Unauthorized and Unprepared: Refocusing the CDC after COVID-19
By Joel Zinberg and Drew Keyes
Executive Summary
What This Paper Covers
The Centers for Disease Control and Prevention, the nation’s preeminent public health agency, has acknowledged that it failed badly during the COVID-19 pandemic. This paper examines why and suggests how the agency can be reformed and refocused.
What We Found
The basic problem was CDC mission creep, abetted by the lack of congressional authorization for the agency. Because the CDC has never been fully authorized by Congress, it lacks goals, circumscribed powers, and effective oversight. This led to a rapid and haphazard expansion of its responsibilities and the CDC became a large, diffuse agency with priorities that are far afield from its core mission of controlling and preventing communicable disease outbreaks.
CDC is now a collection of centers and programs that are disconnected from each other and from state and local authorities and duplicative of programs in other agencies and departments. These redundancies are unnecessary and costly and divert the CDC from its primary purpose to protect the nation from communicable diseases. Just a small fraction of CDC resources is devoted to communicable disease threats. The lack of focus left the agency unprepared for the pandemic and distracted it from an effective response.
Why It Matters
The CDC’s failures during the pandemic undermined public trust. Americans deserve a better, more focused, and less political public health agency. Unless the CDC is reformed and refocused on its core mission, it will be unprepared to act effectively in future pandemics which will surely come.
Policy Suggestions
We cannot rely on CDC to reform itself—bureaucracies rarely do.

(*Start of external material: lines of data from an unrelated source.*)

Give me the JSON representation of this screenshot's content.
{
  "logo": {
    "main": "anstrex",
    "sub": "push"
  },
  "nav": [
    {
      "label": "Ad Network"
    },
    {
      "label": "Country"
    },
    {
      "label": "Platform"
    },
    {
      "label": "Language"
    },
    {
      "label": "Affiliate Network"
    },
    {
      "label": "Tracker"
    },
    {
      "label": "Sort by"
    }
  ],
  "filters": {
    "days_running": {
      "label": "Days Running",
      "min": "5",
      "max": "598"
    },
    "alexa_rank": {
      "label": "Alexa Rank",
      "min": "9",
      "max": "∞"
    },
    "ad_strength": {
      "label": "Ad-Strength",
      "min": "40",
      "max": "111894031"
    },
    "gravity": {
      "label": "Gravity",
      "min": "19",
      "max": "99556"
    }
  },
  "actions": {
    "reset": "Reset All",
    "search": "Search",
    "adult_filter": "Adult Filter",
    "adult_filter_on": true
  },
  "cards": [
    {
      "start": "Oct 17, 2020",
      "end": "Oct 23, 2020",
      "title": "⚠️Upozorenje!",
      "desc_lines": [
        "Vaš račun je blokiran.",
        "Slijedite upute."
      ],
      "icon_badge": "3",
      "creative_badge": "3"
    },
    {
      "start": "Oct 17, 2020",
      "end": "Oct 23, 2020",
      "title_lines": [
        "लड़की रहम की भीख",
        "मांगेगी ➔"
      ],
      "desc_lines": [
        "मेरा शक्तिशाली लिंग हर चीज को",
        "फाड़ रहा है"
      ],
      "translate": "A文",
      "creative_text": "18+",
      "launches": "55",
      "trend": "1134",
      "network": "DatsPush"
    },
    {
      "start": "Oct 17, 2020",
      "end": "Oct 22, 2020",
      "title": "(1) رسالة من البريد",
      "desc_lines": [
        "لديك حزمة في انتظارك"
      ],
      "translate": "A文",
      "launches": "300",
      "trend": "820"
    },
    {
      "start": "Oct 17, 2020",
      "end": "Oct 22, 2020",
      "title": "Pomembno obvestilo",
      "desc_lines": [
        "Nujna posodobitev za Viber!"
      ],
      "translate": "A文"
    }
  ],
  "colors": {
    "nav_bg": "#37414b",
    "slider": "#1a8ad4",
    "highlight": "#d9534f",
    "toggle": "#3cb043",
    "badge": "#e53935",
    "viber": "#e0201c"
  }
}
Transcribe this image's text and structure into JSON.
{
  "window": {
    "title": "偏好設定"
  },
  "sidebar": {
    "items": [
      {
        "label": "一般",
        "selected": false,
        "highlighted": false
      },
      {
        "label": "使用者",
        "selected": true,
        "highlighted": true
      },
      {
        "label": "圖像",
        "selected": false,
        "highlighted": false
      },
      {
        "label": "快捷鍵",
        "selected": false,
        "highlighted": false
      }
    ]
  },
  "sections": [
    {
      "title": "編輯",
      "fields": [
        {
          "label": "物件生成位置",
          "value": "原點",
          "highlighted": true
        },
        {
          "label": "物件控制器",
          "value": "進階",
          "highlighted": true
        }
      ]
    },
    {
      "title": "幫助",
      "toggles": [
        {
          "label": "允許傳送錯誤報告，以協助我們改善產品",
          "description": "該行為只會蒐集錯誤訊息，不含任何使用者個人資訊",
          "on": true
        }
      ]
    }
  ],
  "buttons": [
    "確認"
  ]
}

It is Congress’ job to define CDC’s role. Instead of blindly increasing funding, Congress should comprehensively authorize the CDC for the first time and reaffirm the agency’s original mission to combat communicable, infectious diseases. Congress must do the hard work of delineating the agency’s objectives and functions and cutting back on the many areas where the CDC does not have expertise and duplicates other authorized agencies’ programs. Congress should remove off-mission priorities—such as broad prevention initiatives, social determinants of health, environmental issues, and violence prevention—to agencies where they can be, or already are, better addressed. These reforms would help restore public trust and make the CDC a more effective agency that is better prepared to combat the next pandemic.